I don't particularly appreciate seeing smaller investors lose money and used as cannon fodder. There has always been a situation when more prominent investors and investment houses give out mixed signals on the market to maximize the profits on their books. Now we see "influencers" on social media are happy to parrot what the big boys want said. That is doing a disservice to the investment industry.
I know many people do not like the idea of old-fashioned brokers, and the term has been replaced by liquidity providers, with small speculating clients now coming under the banner of self-directed traders. But I fail to comprehend how investors are better served or have better returns when left to fend for themselves in a world of ill-qualified social media opinion-makers.
I would rather pay someone a few extra bucks per trade and get qualified opinions from someone with skin in the game than save a few dollars and rely on noisy nobodies who say something one day and then go quiet or disappear when everything goes wrong.
If you give an opinion on any market, you will only sometimes be right. But you owe it to those you have influenced to explain why you were wrong and learn from your mistakes. Anyone who gives an opinion has a responsibility to those who listen, and while being responsible is very old-fashioned and something many keyboard warriors dodge. Explaining why your recommendation lost someone money is never comfortable, but it does spur you to do better next time.
On the other hand, if someone follows your recommendation and loses, and the next thing they hear from you is how you took a profit just before the market turned but didn't tell them, your credibility goes out of the window.
Speculating in financial markets is not a gambling or a game with prizes. If you want to gamble, go to a casino and place a bet on a roulette wheel. If you are lucky enough to pick the correct number, you will receive 30 times what you staked in seconds!
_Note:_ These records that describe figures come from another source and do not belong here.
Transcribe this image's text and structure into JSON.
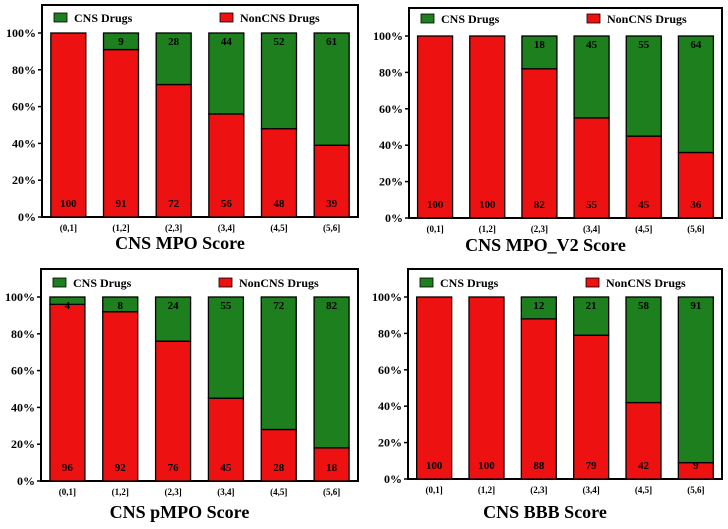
{
  "colors": {
    "cns": "#1e7f1e",
    "noncns": "#ee1111",
    "frame": "#000000"
  },
  "chart_data": [
    {
      "type": "bar",
      "stacked": true,
      "title": "CNS MPO Score",
      "categories": [
        "(0,1]",
        "(1,2]",
        "(2,3]",
        "(3,4]",
        "(4,5]",
        "(5,6]"
      ],
      "y_ticks": [
        "0%",
        "20%",
        "40%",
        "60%",
        "80%",
        "100%"
      ],
      "ylim": [
        0,
        100
      ],
      "legend": [
        "CNS Drugs",
        "NonCNS Drugs"
      ],
      "legend_position": "top",
      "series": [
        {
          "name": "NonCNS Drugs",
          "values": [
            100,
            91,
            72,
            56,
            48,
            39
          ],
          "labels": [
            "100",
            "91",
            "72",
            "56",
            "48",
            "39"
          ]
        },
        {
          "name": "CNS Drugs",
          "values": [
            0,
            9,
            28,
            44,
            52,
            61
          ],
          "labels": [
            "",
            "9",
            "28",
            "44",
            "52",
            "61"
          ]
        }
      ]
    },
    {
      "type": "bar",
      "stacked": true,
      "title": "CNS MPO_V2 Score",
      "categories": [
        "(0,1]",
        "(1,2]",
        "(2,3]",
        "(3,4]",
        "(4,5]",
        "(5,6]"
      ],
      "y_ticks": [
        "0%",
        "20%",
        "40%",
        "60%",
        "80%",
        "100%"
      ],
      "ylim": [
        0,
        100
      ],
      "legend": [
        "CNS Drugs",
        "NonCNS Drugs"
      ],
      "legend_position": "top",
      "series": [
        {
          "name": "NonCNS Drugs",
          "values": [
            100,
            100,
            82,
            55,
            45,
            36
          ],
          "labels": [
            "100",
            "100",
            "82",
            "55",
            "45",
            "36"
          ]
        },
        {
          "name": "CNS Drugs",
          "values": [
            0,
            0,
            18,
            45,
            55,
            64
          ],
          "labels": [
            "",
            "",
            "18",
            "45",
            "55",
            "64"
          ]
        }
      ]
    },
    {
      "type": "bar",
      "stacked": true,
      "title": "CNS pMPO Score",
      "categories": [
        "(0,1]",
        "(1,2]",
        "(2,3]",
        "(3,4]",
        "(4,5]",
        "(5,6]"
      ],
      "y_ticks": [
        "0%",
        "20%",
        "40%",
        "60%",
        "80%",
        "100%"
      ],
      "ylim": [
        0,
        100
      ],
      "legend": [
        "CNS Drugs",
        "NonCNS Drugs"
      ],
      "legend_position": "top",
      "series": [
        {
          "name": "NonCNS Drugs",
          "values": [
            96,
            92,
            76,
            45,
            28,
            18
          ],
          "labels": [
            "96",
            "92",
            "76",
            "45",
            "28",
            "18"
          ]
        },
        {
          "name": "CNS Drugs",
          "values": [
            4,
            8,
            24,
            55,
            72,
            82
          ],
          "labels": [
            "4",
            "8",
            "24",
            "55",
            "72",
            "82"
          ]
        }
      ]
    },
    {
      "type": "bar",
      "stacked": true,
      "title": "CNS BBB Score",
      "categories": [
        "(0,1]",
        "(1,2]",
        "(2,3]",
        "(3,4]",
        "(4,5]",
        "(5,6]"
      ],
      "y_ticks": [
        "0%",
        "20%",
        "40%",
        "60%",
        "80%",
        "100%"
      ],
      "ylim": [
        0,
        100
      ],
      "legend": [
        "CNS Drugs",
        "NonCNS Drugs"
      ],
      "legend_position": "top",
      "series": [
        {
          "name": "NonCNS Drugs",
          "values": [
            100,
            100,
            88,
            79,
            42,
            9
          ],
          "labels": [
            "100",
            "100",
            "88",
            "79",
            "42",
            "9"
          ]
        },
        {
          "name": "CNS Drugs",
          "values": [
            0,
            0,
            12,
            21,
            58,
            91
          ],
          "labels": [
            "",
            "",
            "12",
            "21",
            "58",
            "91"
          ]
        }
      ]
    }
  ]
}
Financial markets are about information and data; the more you have, the more chance you have of succeeding. None of us have all the information or data, which is why we all lose money—some occasionally, some of us more regularly.
The last thing people want is lots of faulty data and opinions from people who have no interest in whether we win or lose. When such opinion drowns out qualified commentary and research, that is when the contrarian trader makes his money.
This year, there will be a lot of noise, which is why I will be concentrating on looking for opportunities to exploit as a contrarian trader, and will do my best to keep everyone aware of what I see.